It has been reported that the system named “Distro,” has been jointly developed by Blocklab and S&P Global Platts and has been operational as a trial for two months.
However, Distro uses blockchain technology, smart contracts, and artificial intelligence (AI) to support the decentralized, high-frequency trading of renewable energy by commercial consumers looking to optimize and manage their energy use, as it matches demand with the intermittent power generated from different sources, specifically solar and battery storage.
The report said that each market participant is allocated an AI energy-trading agent that learns their behavior, choices, and needs and provides them with energy at the optimal price. Buyers and sellers can access localized, dynamic prices for energy, and the system is designed to deter excessive power consumption when the generation is low by offering lower prices when the supply is abundant.
Blocklab said that this builds upon “proven practices in commodities and financial market[s],” optimized through AI to automatically balance supply and demand. The trial involved 20 million blockchain-validated, cleared, and settled transactions, which cumulatively lowered the cost for commercial users by 11% and improved local renewables producers’ revenues by 14%.
Likewise, the use of the system increased the consumption of on-site solar generation by 92%, which Blocklab argued can help to combat energy waste. Most ambitious is the claim that Distro could ostensibly help enterprises to deliver a “carbon reduction saving of up to 30 million tonnes.”

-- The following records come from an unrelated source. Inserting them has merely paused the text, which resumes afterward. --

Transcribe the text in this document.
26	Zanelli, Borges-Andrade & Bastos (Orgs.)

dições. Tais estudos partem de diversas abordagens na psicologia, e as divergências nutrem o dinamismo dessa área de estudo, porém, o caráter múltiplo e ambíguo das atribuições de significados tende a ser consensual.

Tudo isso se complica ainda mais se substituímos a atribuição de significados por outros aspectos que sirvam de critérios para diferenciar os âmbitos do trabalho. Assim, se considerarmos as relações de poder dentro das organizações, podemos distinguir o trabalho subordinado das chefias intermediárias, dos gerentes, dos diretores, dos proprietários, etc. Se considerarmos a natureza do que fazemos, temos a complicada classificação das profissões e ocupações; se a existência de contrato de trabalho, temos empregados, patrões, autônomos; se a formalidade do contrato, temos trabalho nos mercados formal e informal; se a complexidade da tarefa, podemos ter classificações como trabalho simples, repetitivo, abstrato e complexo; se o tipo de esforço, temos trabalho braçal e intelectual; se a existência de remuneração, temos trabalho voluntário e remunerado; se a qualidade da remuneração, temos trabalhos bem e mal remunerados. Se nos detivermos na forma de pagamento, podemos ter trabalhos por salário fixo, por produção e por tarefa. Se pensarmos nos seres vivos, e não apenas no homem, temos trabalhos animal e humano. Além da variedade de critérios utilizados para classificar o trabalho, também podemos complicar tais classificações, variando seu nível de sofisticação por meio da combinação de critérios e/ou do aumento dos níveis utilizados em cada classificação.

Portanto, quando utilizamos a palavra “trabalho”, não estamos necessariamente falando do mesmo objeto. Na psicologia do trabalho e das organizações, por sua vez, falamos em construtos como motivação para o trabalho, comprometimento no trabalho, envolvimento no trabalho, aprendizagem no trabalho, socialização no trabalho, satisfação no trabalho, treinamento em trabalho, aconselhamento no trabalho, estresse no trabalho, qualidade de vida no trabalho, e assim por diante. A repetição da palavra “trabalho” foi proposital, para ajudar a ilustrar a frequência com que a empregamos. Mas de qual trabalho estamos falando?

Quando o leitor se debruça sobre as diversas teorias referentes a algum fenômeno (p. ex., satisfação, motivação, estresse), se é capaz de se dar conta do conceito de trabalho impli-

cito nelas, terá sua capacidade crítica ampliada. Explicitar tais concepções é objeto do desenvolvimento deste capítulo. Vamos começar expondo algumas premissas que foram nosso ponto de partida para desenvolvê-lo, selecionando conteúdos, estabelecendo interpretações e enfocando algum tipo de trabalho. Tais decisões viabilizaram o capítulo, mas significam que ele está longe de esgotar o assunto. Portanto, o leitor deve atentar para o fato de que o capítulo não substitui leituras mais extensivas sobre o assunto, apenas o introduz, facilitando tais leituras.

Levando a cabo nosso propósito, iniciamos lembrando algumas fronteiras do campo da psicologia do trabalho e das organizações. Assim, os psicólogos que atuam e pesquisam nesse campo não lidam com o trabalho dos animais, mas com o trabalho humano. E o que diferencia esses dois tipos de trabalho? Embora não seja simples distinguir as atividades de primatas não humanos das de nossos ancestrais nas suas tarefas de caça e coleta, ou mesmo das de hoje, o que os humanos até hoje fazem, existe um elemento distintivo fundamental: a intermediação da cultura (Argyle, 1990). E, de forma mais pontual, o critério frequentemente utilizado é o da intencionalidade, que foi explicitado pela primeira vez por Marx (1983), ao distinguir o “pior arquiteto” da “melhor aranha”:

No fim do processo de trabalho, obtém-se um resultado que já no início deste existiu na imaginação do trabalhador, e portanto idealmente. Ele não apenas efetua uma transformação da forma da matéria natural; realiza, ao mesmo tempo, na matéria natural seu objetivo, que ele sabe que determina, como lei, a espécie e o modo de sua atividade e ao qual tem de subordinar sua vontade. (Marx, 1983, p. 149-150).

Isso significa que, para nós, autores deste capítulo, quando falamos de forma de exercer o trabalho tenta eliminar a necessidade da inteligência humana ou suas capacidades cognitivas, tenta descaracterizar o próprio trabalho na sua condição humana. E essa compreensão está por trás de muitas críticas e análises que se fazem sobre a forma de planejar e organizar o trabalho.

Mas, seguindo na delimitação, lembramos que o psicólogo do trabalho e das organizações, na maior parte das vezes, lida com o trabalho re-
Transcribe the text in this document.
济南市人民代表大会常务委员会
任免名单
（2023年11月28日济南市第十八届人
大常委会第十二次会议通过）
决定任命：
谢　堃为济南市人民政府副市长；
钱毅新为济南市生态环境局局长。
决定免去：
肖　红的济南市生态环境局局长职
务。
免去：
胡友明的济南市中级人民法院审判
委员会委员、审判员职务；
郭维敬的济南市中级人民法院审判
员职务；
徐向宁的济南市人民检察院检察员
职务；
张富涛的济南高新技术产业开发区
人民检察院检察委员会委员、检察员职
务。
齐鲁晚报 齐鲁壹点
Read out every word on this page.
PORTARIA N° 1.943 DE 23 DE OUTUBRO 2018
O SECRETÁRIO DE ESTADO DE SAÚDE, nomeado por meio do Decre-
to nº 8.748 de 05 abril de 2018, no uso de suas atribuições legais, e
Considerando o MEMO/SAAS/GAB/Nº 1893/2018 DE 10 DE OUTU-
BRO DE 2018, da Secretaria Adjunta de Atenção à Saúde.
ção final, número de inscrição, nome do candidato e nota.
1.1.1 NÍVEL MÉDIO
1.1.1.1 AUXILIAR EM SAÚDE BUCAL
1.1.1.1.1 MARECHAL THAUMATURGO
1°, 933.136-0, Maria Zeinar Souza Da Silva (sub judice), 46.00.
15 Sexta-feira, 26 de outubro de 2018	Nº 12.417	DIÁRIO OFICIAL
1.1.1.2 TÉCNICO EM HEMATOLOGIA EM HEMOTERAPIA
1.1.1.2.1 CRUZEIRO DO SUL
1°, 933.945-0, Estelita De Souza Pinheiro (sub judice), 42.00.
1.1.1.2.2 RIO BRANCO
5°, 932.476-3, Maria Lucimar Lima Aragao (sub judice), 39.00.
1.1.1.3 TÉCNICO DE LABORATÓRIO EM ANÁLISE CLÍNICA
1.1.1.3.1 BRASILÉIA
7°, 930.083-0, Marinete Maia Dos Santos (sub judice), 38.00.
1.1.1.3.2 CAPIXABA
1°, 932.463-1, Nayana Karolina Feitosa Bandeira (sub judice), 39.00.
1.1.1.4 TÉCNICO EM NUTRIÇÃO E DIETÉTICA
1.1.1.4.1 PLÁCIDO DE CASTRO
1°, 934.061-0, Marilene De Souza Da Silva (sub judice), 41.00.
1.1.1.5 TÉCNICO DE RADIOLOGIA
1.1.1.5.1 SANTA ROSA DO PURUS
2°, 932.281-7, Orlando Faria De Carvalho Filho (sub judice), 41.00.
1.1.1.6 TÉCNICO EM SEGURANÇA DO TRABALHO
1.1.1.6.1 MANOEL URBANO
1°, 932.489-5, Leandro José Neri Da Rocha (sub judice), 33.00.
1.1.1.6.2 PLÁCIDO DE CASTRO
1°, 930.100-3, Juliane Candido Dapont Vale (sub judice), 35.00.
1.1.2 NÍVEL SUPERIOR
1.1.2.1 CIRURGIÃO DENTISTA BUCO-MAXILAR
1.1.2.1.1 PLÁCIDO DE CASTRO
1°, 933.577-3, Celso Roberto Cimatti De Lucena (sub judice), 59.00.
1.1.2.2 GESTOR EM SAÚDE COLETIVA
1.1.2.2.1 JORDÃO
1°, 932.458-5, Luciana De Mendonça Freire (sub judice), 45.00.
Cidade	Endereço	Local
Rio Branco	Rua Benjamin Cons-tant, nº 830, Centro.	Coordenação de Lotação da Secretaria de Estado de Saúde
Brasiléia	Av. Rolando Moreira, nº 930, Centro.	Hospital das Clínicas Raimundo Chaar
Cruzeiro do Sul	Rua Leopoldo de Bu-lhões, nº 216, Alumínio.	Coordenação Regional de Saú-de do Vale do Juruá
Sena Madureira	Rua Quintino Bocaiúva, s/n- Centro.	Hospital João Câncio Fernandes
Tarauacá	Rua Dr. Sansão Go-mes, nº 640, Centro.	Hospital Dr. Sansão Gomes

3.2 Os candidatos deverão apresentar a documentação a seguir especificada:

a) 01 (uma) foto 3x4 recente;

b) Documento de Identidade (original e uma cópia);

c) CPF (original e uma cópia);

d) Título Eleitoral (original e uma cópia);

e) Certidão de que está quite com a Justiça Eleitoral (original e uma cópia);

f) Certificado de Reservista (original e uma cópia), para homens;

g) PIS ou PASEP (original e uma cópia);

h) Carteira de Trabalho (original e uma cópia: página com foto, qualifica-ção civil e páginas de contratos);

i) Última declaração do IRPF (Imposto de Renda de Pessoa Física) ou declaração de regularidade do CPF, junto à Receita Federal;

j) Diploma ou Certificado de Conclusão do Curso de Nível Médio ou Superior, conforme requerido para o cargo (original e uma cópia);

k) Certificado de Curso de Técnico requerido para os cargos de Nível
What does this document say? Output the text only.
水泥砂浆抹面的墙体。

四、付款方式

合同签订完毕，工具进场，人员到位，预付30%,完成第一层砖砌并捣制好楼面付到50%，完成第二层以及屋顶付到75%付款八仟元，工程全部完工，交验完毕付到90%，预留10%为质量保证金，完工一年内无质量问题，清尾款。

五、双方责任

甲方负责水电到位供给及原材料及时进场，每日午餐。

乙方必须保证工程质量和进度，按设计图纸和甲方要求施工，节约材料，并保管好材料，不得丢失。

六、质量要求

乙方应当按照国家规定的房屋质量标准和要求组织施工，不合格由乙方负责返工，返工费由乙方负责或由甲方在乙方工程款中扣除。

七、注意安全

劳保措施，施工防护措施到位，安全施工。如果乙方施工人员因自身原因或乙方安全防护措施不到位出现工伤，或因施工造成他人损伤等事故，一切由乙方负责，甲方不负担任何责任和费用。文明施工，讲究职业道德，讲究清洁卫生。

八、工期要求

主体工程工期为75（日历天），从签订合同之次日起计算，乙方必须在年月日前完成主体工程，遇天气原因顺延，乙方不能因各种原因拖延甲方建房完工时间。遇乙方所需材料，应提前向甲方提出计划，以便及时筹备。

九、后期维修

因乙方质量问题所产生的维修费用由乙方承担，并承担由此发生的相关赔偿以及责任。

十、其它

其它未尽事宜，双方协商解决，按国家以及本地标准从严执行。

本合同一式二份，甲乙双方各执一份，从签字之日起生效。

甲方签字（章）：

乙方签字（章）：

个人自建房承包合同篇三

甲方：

Nico van Dooren, the Director of New Business Development and Portfolio at the Port of Rotterdam, said:
“Balancing local electricity needs with local generation holds the key to unlocking significant grid infrastructure savings. We are excited about the prospects of scaling this solution and the meaningful contribution it can make towards helping The Port of Rotterdam become carbon neutral by 2050.”
Also, smart contracts are used in the high-frequency trading system in order to enforce market rules, validate transactions, and manage digital identities.
Thus, Blocklab and S&P Global Platts stated that the immutable, transparent properties of blockchain, combined with provisions for privacy and cryptographic verification, will hold up to industry audit requirements.